As a nation, we have never fully lived up to our lofty ideals—democracy, liberty, equality opportunity, etc. From slavery, America’s original sin, to the various nativist movements that have emerged throughout our history, forces of injustice and bigotry have always competed against our “better angels.” 

Biden’s speech called for America to live up to its values. “With full hearts and steady hands, with faith in America and each other, with a love of country—and a thirst for justice—let us be the nation that we know we can be,” said the President-elect. 

In urging us to “be the nation that we know we can be,” Biden hit the nail on the head regarding what a true American patriot looks like. 

A true American patriot acknowledges that America has never fully lived up to its lofty ideals, and likely never will, but believes in our national ability to do better. We must have pride in being American, not because we think we’re the “most virtuous nation in the history of the world,” but because we believe in our nation’s foundational values and the never-ending mission to put them into practice. 

None of this is about hate for America or believing that America is corrupt to the core. It is about recognizing that we must always fight for a government for and by the people, that we will never truly achieve this goal, but we fulfill the mission by undertaking it in the first place. 

It extends beyond partisan politics or ideological squabbles and encompasses all Americans who want to believe in their country. 

During a global pandemic and a national reckoning with racial injustice, such true American patriotism is more important than ever. While I don’t agree with Joe Biden on all the issues—I tend to lean more progressive—I believe that he is the man to lead us to “be the nation that we know we can be.” 

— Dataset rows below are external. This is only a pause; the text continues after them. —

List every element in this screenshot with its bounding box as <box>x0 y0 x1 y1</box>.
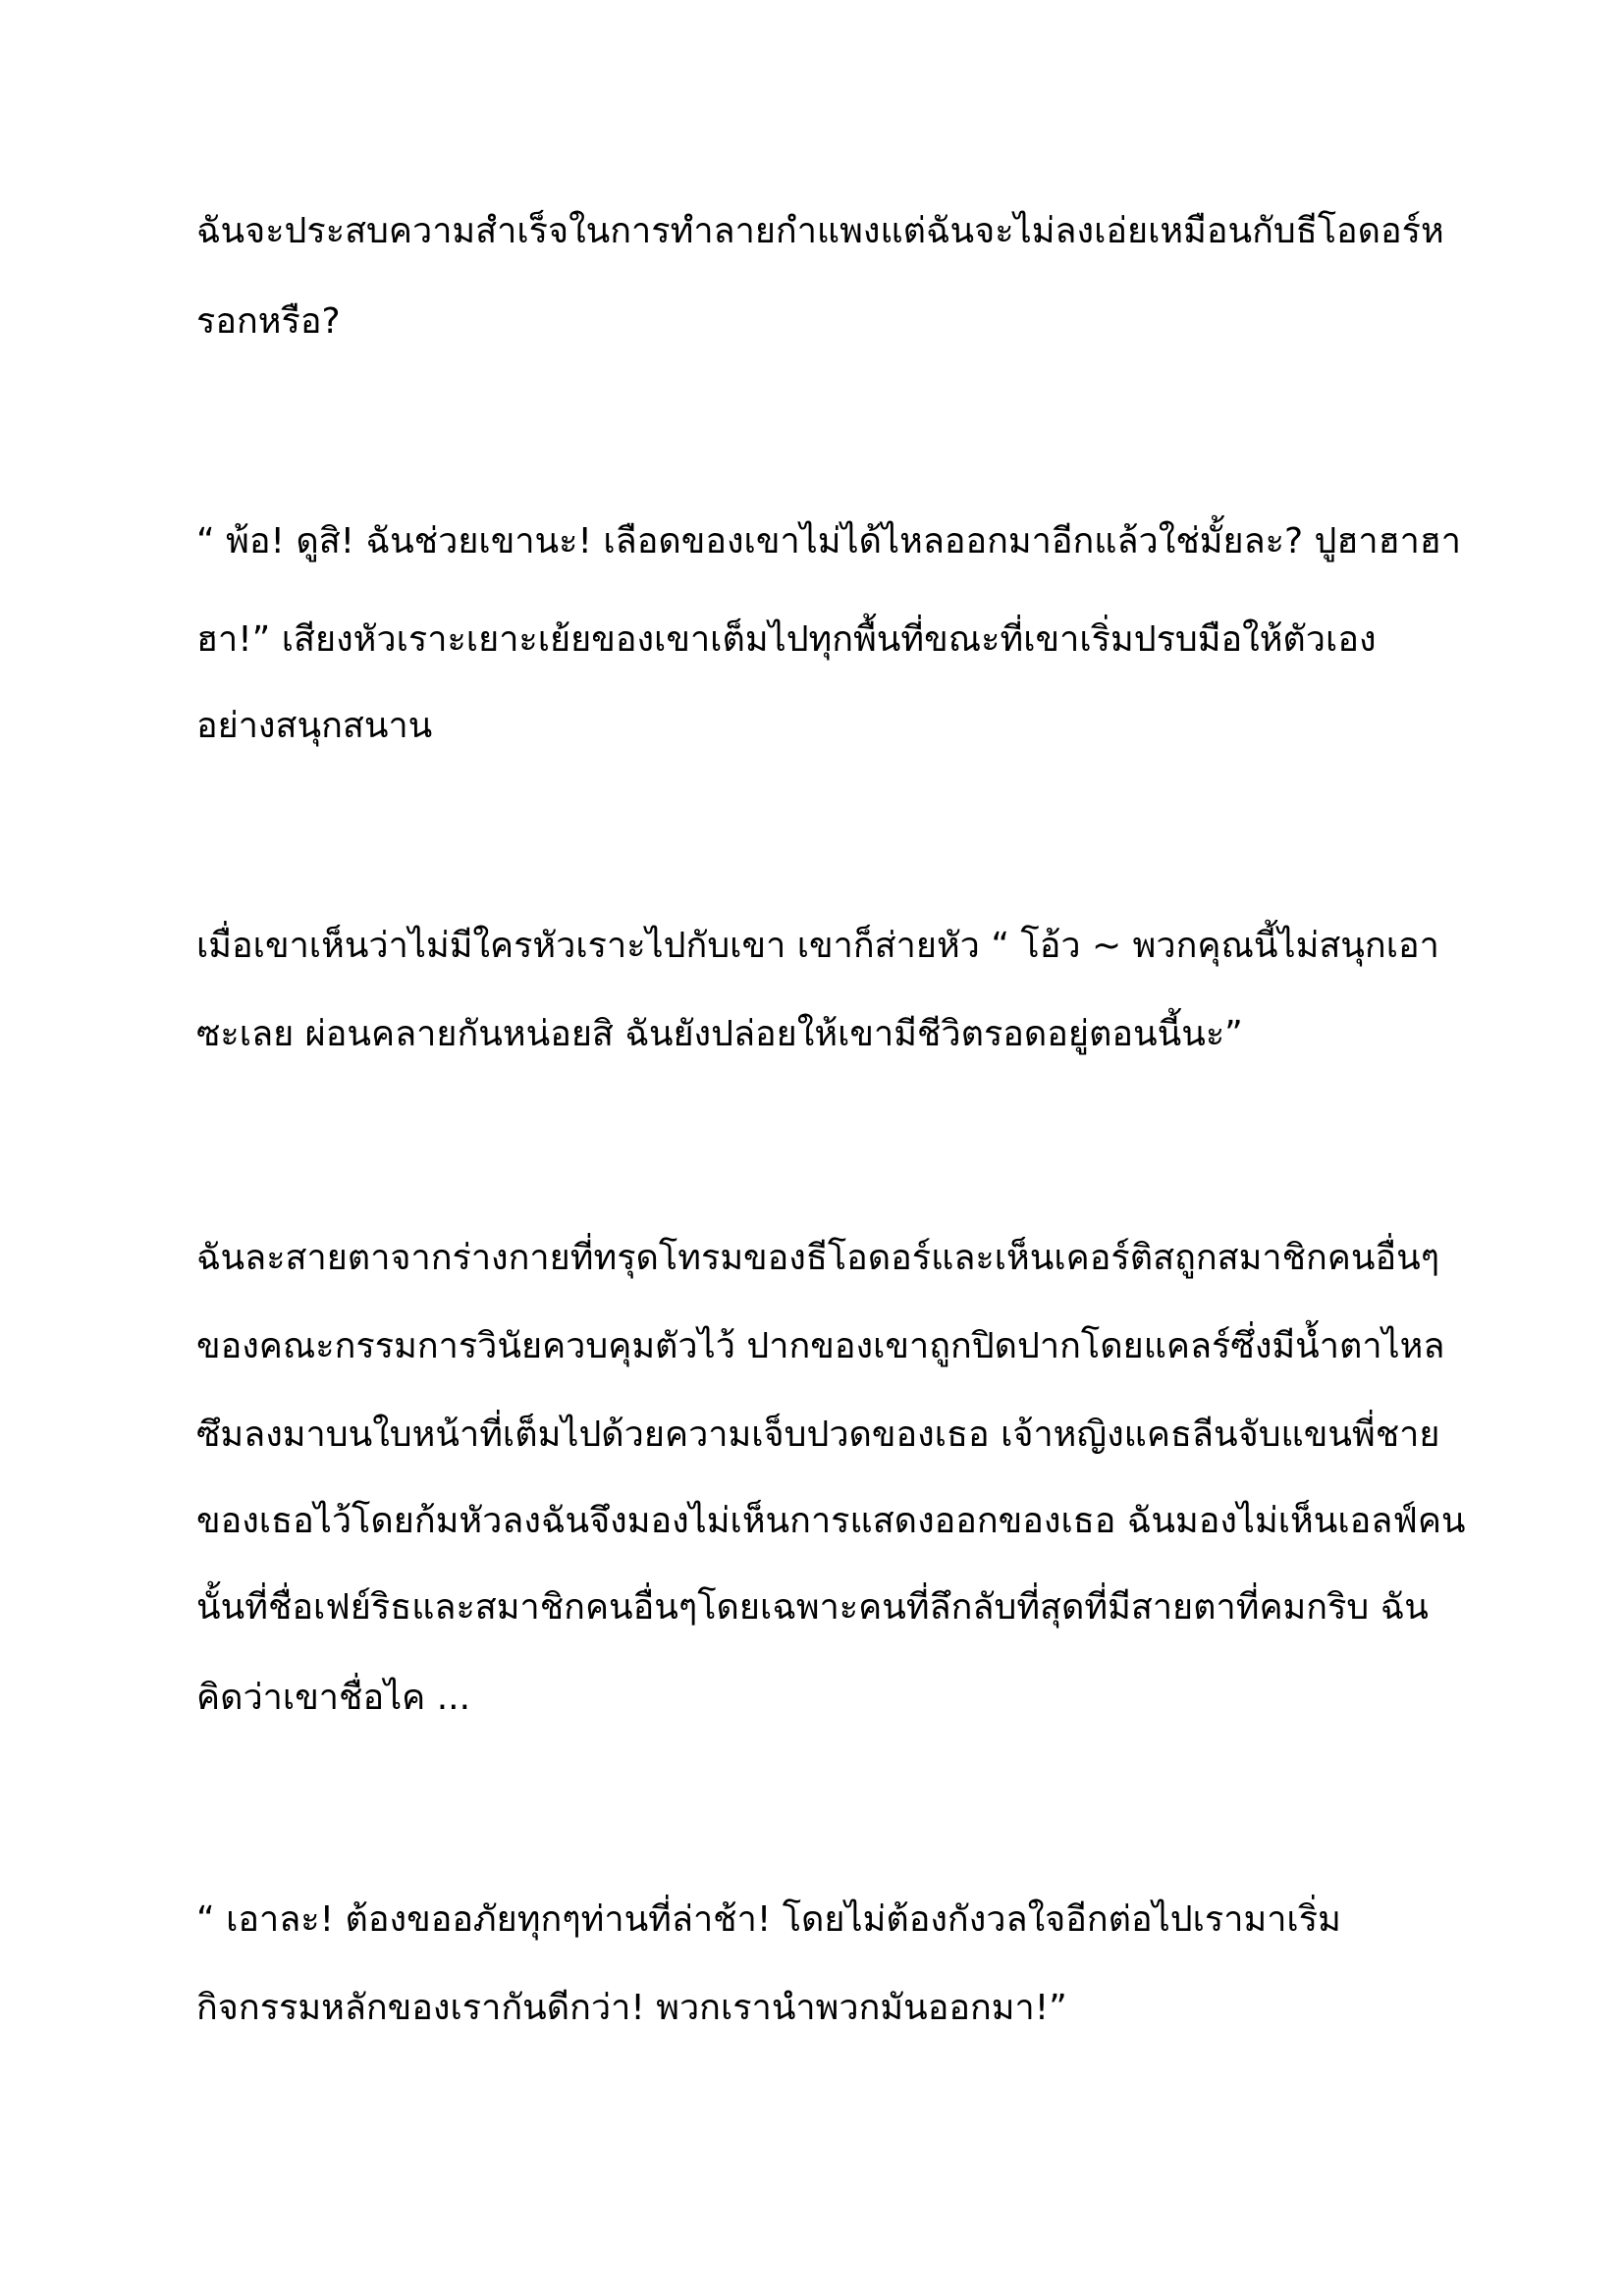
paragraph-3-line-1: เมื่อเขาเห็นว่าไม่มีใครหัวเราะไปกับเขา เขาก็ส่ายหัว “ โอ้ว ~ พวกคุณนี้ไม่สนุกเอา <box>196 926 1439 966</box>
paragraph-2-line-2: ฮา!” เสียงหัวเราะเยาะเย้ยของเขาเต็มไปทุกพื้นที่ขณะที่เขาเริ่มปรบมือให้ตัวเอง <box>196 619 1377 660</box>
paragraph-4-line-6: คิดว่าเขาชื่อไค ... <box>196 1678 471 1718</box>
paragraph-4-line-3: ซึมลงมาบนใบหน้าที่เต็มไปด้วยความเจ็บปวดของเธอ เจ้าหญิงแคธลีนจับแขนพี่ชาย <box>196 1415 1440 1455</box>
paragraph-2-line-1: “ พ้อ! ดูสิ! ฉันช่วยเขานะ! เลือดของเขาไม่ได้ไหลออกมาอีกแล้วใช่มั้ยละ? ปูฮาฮาฮา <box>196 521 1461 561</box>
paragraph-3-line-2: ซะเลย ผ่อนคลายกันหน่อยสิ ฉันยังปล่อยให้เขามีชีวิตรอดอยู่ตอนนี้นะ” <box>196 1014 1243 1054</box>
paragraph-5-line-1: “ เอาละ! ต้องขออภัยทุกๆท่านที่ล่าช้า! โดยไม่ต้องกังวลใจอีกต่อไปเรามาเริ่ม <box>196 1899 1341 1940</box>
paragraph-5-line-2: กิจกรรมหลักของเรากันดีกว่า! พวกเรานำพวกมันออกมา!” <box>196 1988 1067 2028</box>
paragraph-1-line-2: รอกหรือ? <box>196 301 341 342</box>
paragraph-4-line-4: ของเธอไว้โดยก้มหัวลงฉันจึงมองไม่เห็นการแสดงออกของเธอ ฉันมองไม่เห็นเอลฟ์คน <box>196 1501 1466 1541</box>
paragraph-4-line-5: นั้นที่ชื่อเฟย์ริธและสมาชิกคนอื่นๆโดยเฉพาะคนที่ลึกลับที่สุดที่มีสายตาที่คมกริบ ฉัน <box>196 1587 1429 1628</box>
paragraph-1-line-1: ฉันจะประสบความสำเร็จในการทำลายกำแพงแต่ฉันจะไม่ลงเอ่ยเหมือนกับธีโอดอร์ห <box>196 211 1444 251</box>
paragraph-4-line-1: ฉันละสายตาจากร่างกายที่ทรุดโทรมของธีโอดอร์และเห็นเคอร์ติสถูกสมาชิกคนอื่นๆ <box>196 1238 1440 1278</box>
paragraph-4-line-2: ของคณะกรรมการวินัยควบคุมตัวไว้ ปากของเขาถูกปิดปากโดยแคลร์ซึ่งมีน้ำตาไหล <box>196 1326 1445 1366</box>
paragraph-2-line-3: อย่างสนุกสนาน <box>196 706 433 746</box>
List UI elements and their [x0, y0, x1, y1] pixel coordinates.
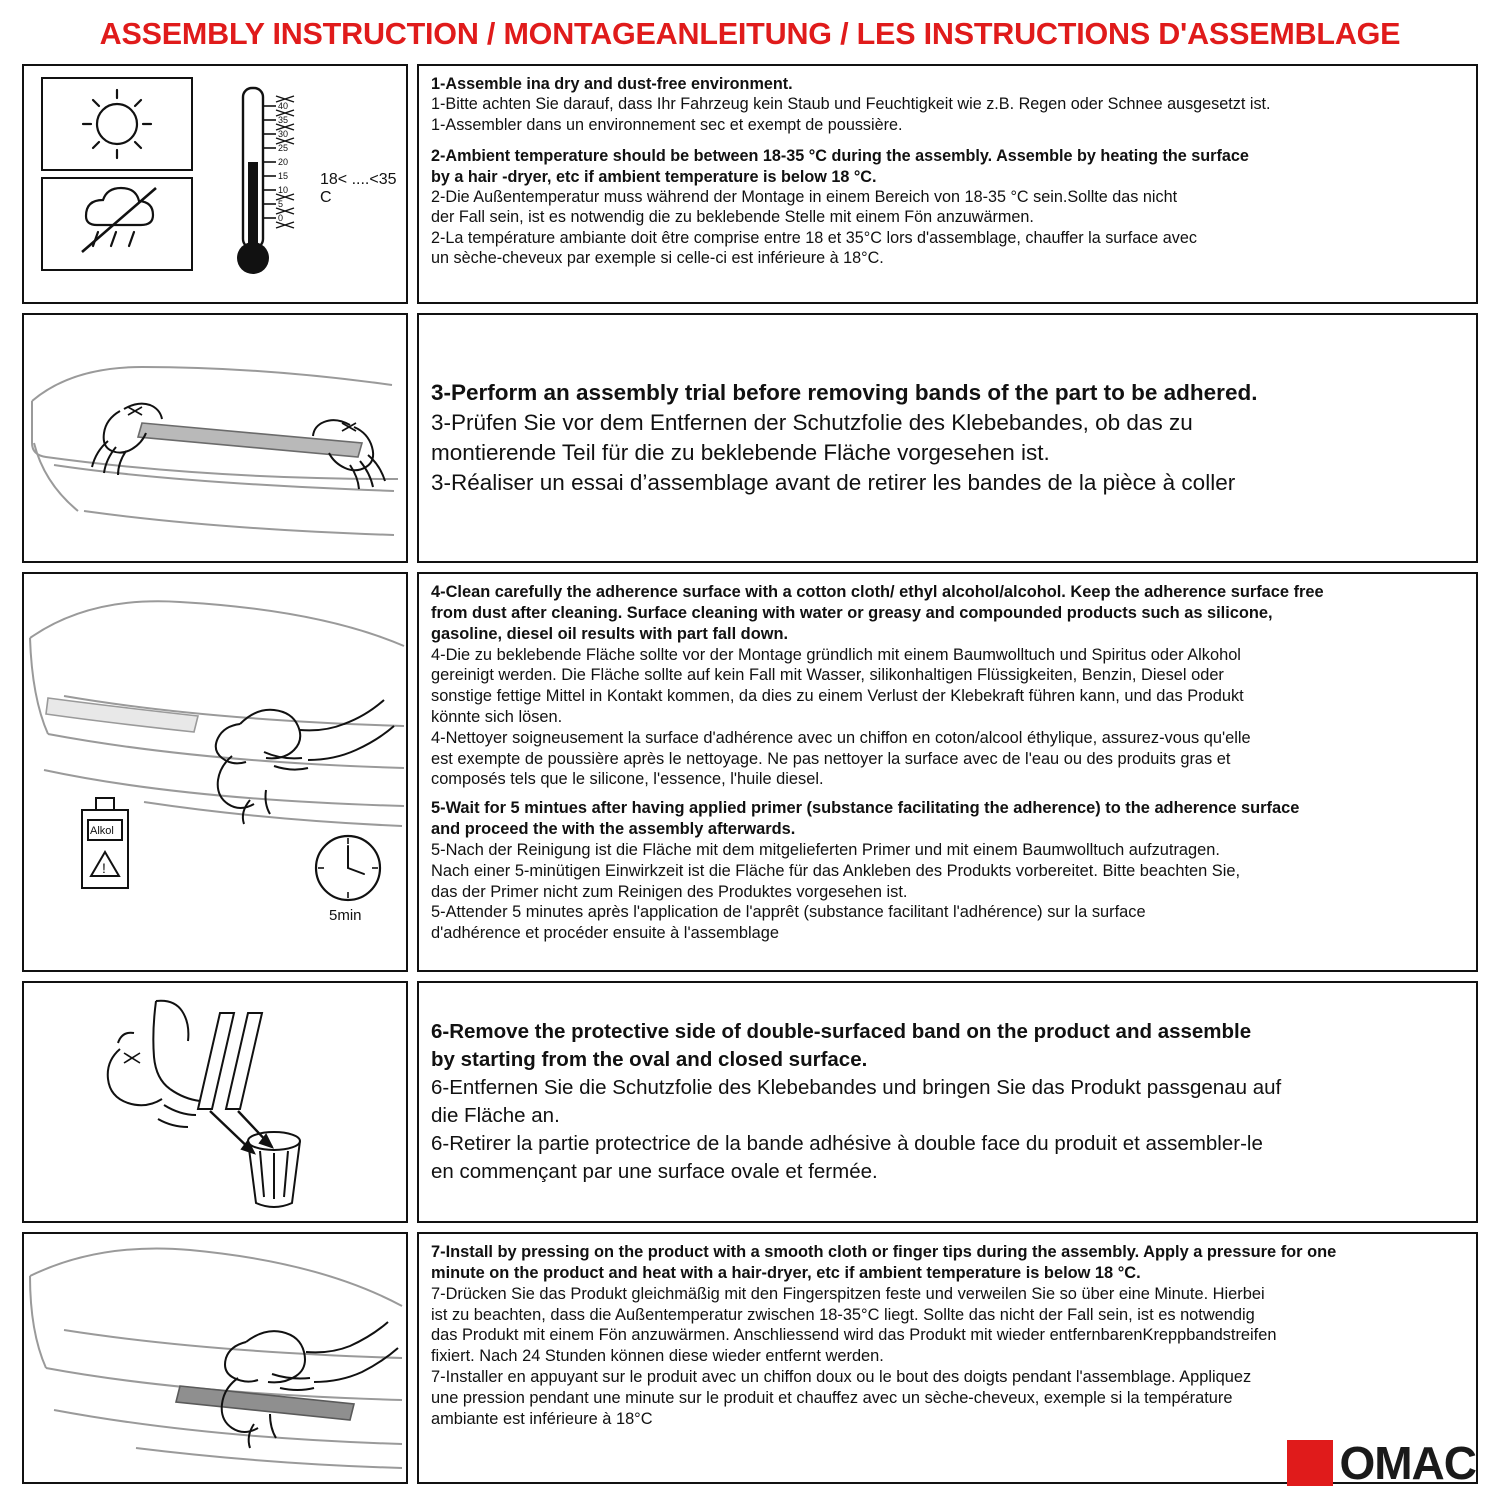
clean-surface-with-cloth-and-alcohol-illustration — [24, 574, 406, 970]
step-row-2 — [22, 313, 1478, 563]
bottle-label-text: Alkol — [90, 825, 114, 838]
figure-press-product — [22, 1232, 408, 1484]
svg-text:25: 25 — [278, 143, 289, 154]
step-7-line-en-2: minute on the product and heat with a hair-dryer, etc if ambient temperature is below 18 °C. — [431, 1263, 1141, 1282]
step-5-line-de-1: 5-Nach der Reinigung ist die Fläche mit dem mitgelieferten Primer und mit einem Baumwolltuch aufzutragen. — [431, 840, 1220, 859]
step-6-line-en-1: 6-Remove the protective side of double-surfaced band on the product and assemble — [431, 1020, 1252, 1044]
svg-text:35: 35 — [278, 115, 289, 126]
step-3-line-de-2: montierende Teil für die zu beklebende Fläche vorgesehen ist. — [431, 440, 1050, 466]
step-5-line-fr-1: 5-Attender 5 minutes après l'application de l'apprêt (substance facilitant l'adhérence) sur la surface — [431, 903, 1146, 922]
step-4-line-fr-1: 4-Nettoyer soigneusement la surface d'adhérence avec un chiffon en coton/alcool éthylique, assurez-vous qu'elle — [431, 728, 1251, 747]
figure-dry-dust-free-temperature — [22, 64, 408, 304]
clock-duration-label: 5min — [329, 907, 362, 925]
step-5-line-de-2: Nach einer 5-minütigen Einwirkzeit ist die Fläche für das Ankleben des Produkts vorbereitet. Bitte beachten Sie, — [431, 861, 1241, 880]
step-4-line-fr-3: composés tels que le silicone, l'essence, l'huile diesel. — [431, 770, 824, 789]
step-5-line-en-1: 5-Wait for 5 mintues after having applied primer (substance facilitating the adherence) to the adherence surface — [431, 799, 1300, 818]
press-product-with-cloth-illustration — [24, 1234, 406, 1482]
step-4-line-en-3: gasoline, diesel oil results with part fall down. — [431, 624, 789, 643]
figure-assembly-trial — [22, 313, 408, 563]
svg-text:30: 30 — [278, 129, 289, 140]
step-3-line-en: 3-Perform an assembly trial before removing bands of the part to be adhered. — [431, 379, 1258, 405]
step-4-line-en-1: 4-Clean carefully the adherence surface with a cotton cloth/ ethyl alcohol/alcohol. Keep the adherence surface free — [431, 583, 1324, 602]
step-4-line-en-2: from dust after cleaning. Surface cleaning with water or greasy and compounded products such as silicone, — [431, 603, 1273, 622]
step-5-line-de-3: das der Primer nicht zum Reinigen des Produktes vorgesehen ist. — [431, 882, 908, 901]
step-5-line-en-2: and proceed the with the assembly afterwards. — [431, 820, 796, 839]
step-4-5-text — [417, 572, 1478, 972]
step-4-line-de-4: könnte sich lösen. — [431, 707, 563, 726]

But it doesn’t stop with Biden, or with any other elected officials, or public figures, for that matter. We must all have faith in the power of the American experiment as a force for change that is good and then fight for that change. 

In the 2020 election, our nation’s foundational values—democracy, liberty, opportunity, equality—narrowly won out against our darkest impulses. While America will always be defined by the antagonism between these impulses and our “better angels,” let’s embrace true American patriotism and make the most of the next four years.